Facing CUDNN_STATUS_INTERNAL_ERROR during inference

I am running inference on a pytorch model using 2 GPUs.
The error I get is:

RuntimeError: cuDNN error: CUDNN_STATUS_INTERNAL_ERROR

Complete stack:

Loaded model config from [None]
0/2032
Traceback (most recent call last):
  File "/home/paperspace/StableVITON-new/inference.py", line 110, in <module>
    main(args)
  File "/home/paperspace/.local/lib/python3.9/site-packages/torch/utils/_contextlib.py", line 115, in decorate_context
    return func(*args, **kwargs)
  File "/home/paperspace/StableVITON-new/inference.py", line 68, in main
    z, c = model.get_input(batch, params.first_stage_key)
  File "/home/paperspace/.local/lib/python3.9/site-packages/torch/utils/_contextlib.py", line 115, in decorate_context
    return func(*args, **kwargs)
  File "/home/paperspace/StableVITON-new/cldm/cldm.py", line 73, in get_input
    x, c = super().get_input(batch, self.first_stage_key, *args, **kwargs)
  File "/home/paperspace/.local/lib/python3.9/site-packages/torch/utils/_contextlib.py", line 115, in decorate_context
    return func(*args, **kwargs)
  File "/home/paperspace/StableVITON-new/ldm/models/diffusion/ddpm.py", line 813, in get_input
    encoder_posterior = self.encode_first_stage(x)
  File "/home/paperspace/.local/lib/python3.9/site-packages/torch/utils/_contextlib.py", line 115, in decorate_context
    return func(*args, **kwargs)
  File "/home/paperspace/StableVITON-new/ldm/models/diffusion/ddpm.py", line 897, in encode_first_stage
    return self.first_stage_model.encode(x)
  File "/home/paperspace/StableVITON-new/ldm/models/autoencoder.py", line 85, in encode
    h = self.encoder(x)
  File "/home/paperspace/.local/lib/python3.9/site-packages/torch/nn/modules/module.py", line 1501, in _call_impl
    return forward_call(*args, **kwargs)
  File "/home/paperspace/StableVITON-new/ldm/modules/diffusionmodules/model.py", line 523, in forward
    hs = [self.conv_in(x)]
  File "/home/paperspace/.local/lib/python3.9/site-packages/torch/nn/modules/module.py", line 1501, in _call_impl
    return forward_call(*args, **kwargs)
  File "/home/paperspace/.local/lib/python3.9/site-packages/torch/nn/modules/conv.py", line 463, in forward
    return self._conv_forward(input, self.weight, self.bias)
  File "/home/paperspace/.local/lib/python3.9/site-packages/torch/nn/modules/conv.py", line 459, in _conv_forward
    return F.conv2d(input, weight, bias, self.stride,
RuntimeError: cuDNN error: CUDNN_STATUS_INTERNAL_ERROR

The code I am running is:
CUDA_VISIBLE_DEVICES=2 python inference.py
–config_path ./configs/VITONHD.yaml
–batch_size 1
–model_load_path ./ckpts/viton.ckpt
–save_dir ./logs

The script can be found at:

Device:

Other details:
nvcc: NVIDIA (R) Cuda compiler driver
Copyright (c) 2005-2022 NVIDIA Corporation
Built on Wed_Jun__8_16:49:14_PDT_2022
Cuda compilation tools, release 11.7, V11.7.99
Build cuda_11.7.r11.7/compiler.31442593_0

Please let me know what could be wrong with this.
I could not understand what was causing this CUDNN error to pop.
For completeness, I have rented the GPUs from paperspace.com to test a virtual try-on diffusion model.

@ptrblck
Hi, requesting you to please help. Thank you in advance!

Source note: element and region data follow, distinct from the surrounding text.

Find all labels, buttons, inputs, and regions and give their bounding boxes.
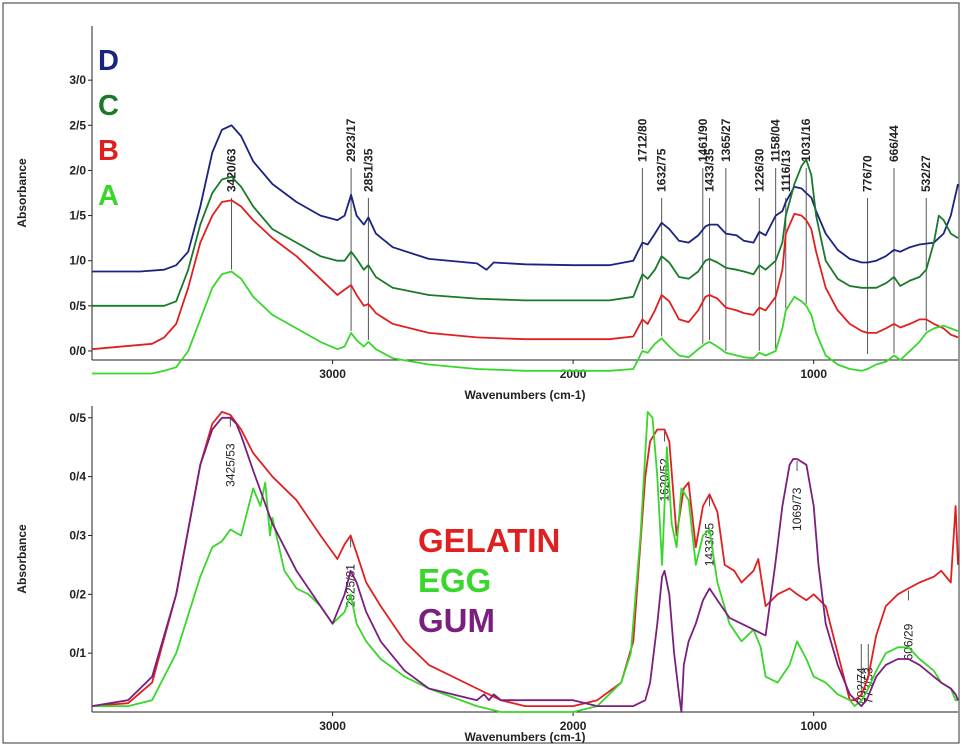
y-tick-label: 0/1 xyxy=(69,646,86,660)
x-tick-label: 3000 xyxy=(319,719,346,733)
legend-entry-a: A xyxy=(98,180,119,212)
y-axis-label: Absorbance xyxy=(15,524,29,594)
peak-label: 1433/35 xyxy=(703,148,717,192)
series-line-b xyxy=(91,199,959,351)
x-tick-label: 1000 xyxy=(800,719,827,733)
peak-label: 2923/17 xyxy=(344,118,358,162)
series-line-d xyxy=(92,124,959,273)
peak-label: 3420/63 xyxy=(225,148,239,192)
peak-label: 532/27 xyxy=(919,155,933,192)
series-line-gum xyxy=(91,416,959,713)
y-tick-label: 3/0 xyxy=(69,73,86,87)
y-tick-label: 2/5 xyxy=(69,118,86,132)
y-tick-label: 0/0 xyxy=(69,344,86,358)
y-tick-label: 1/0 xyxy=(69,254,86,268)
legend-entry-c: C xyxy=(98,90,119,122)
peak-label: 1712/80 xyxy=(635,118,649,162)
peak-label: 2925/81 xyxy=(344,564,358,608)
y-axis-label: Absorbance xyxy=(15,158,29,228)
y-tick-label: 0/3 xyxy=(69,528,86,542)
legend-entry-egg: EGG xyxy=(418,562,491,599)
x-tick-label: 2000 xyxy=(560,719,587,733)
x-tick-label: 3000 xyxy=(319,367,346,381)
x-axis-label: Wavenumbers (cm-1) xyxy=(465,730,586,744)
x-tick-label: 2000 xyxy=(560,367,587,381)
peak-label: 3425/53 xyxy=(223,443,237,487)
peak-label: 1069/73 xyxy=(790,487,804,531)
spectra-panel-samples: 0/0 0/5 1/0 1/5 2/0 2/5 3/0 3000 2000 1000 Wavenum… xyxy=(15,26,959,402)
peak-label: 2851/35 xyxy=(361,148,375,192)
legend-entry-b: B xyxy=(98,135,119,167)
y-tick-label: 0/5 xyxy=(69,299,86,313)
peak-label: 1632/75 xyxy=(655,148,669,192)
peak-label: 1461/90 xyxy=(696,118,710,162)
peak-label: 1158/04 xyxy=(769,119,783,162)
peak-label: 606/29 xyxy=(901,623,915,660)
peak-label: 776/70 xyxy=(861,155,875,192)
peak-label: 1116/13 xyxy=(779,150,793,192)
legend-entry-gelatin: GELATIN xyxy=(418,522,560,559)
peak-label: 666/44 xyxy=(887,125,901,162)
x-tick-label: 1000 xyxy=(800,367,827,381)
legend-entry-gum: GUM xyxy=(418,602,495,639)
y-tick-label: 2/0 xyxy=(69,163,86,177)
series-line-egg xyxy=(92,410,958,713)
y-tick-label: 0/4 xyxy=(69,470,86,484)
peak-label: 1226/30 xyxy=(752,148,766,192)
legend-entry-d: D xyxy=(98,45,119,77)
y-tick-label: 0/5 xyxy=(69,411,86,425)
peak-label: 1365/27 xyxy=(719,118,733,162)
y-tick-label: 1/5 xyxy=(69,209,86,223)
series-line-a xyxy=(92,270,959,375)
series-line-c xyxy=(92,158,959,307)
peak-label: 1031/16 xyxy=(799,118,813,162)
x-axis-label: Wavenumbers (cm-1) xyxy=(465,388,586,402)
y-tick-label: 0/2 xyxy=(69,587,86,601)
series-line-gelatin xyxy=(91,410,959,707)
spectra-panel-references: 0/1 0/2 0/3 0/4 0/5 3000 2000 1000 Wavenumbers (… xyxy=(15,406,959,744)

There is a way to get a more detailed error message than just the error enum by setting some environment variables: Troubleshooting — NVIDIA cuDNN 9.0.0 documentation I suggest you try that and then upload the log file you get. You can prepend this to your command line: CUDNN_LOGLEVEL_DBG=3 CUDNN_LOGDEST_DBG=$HOME/my_output_log.txt

Could you rerun your workload with the latest stable or nightly PyTorch release, if not already done, and check if you are still running into the same issue?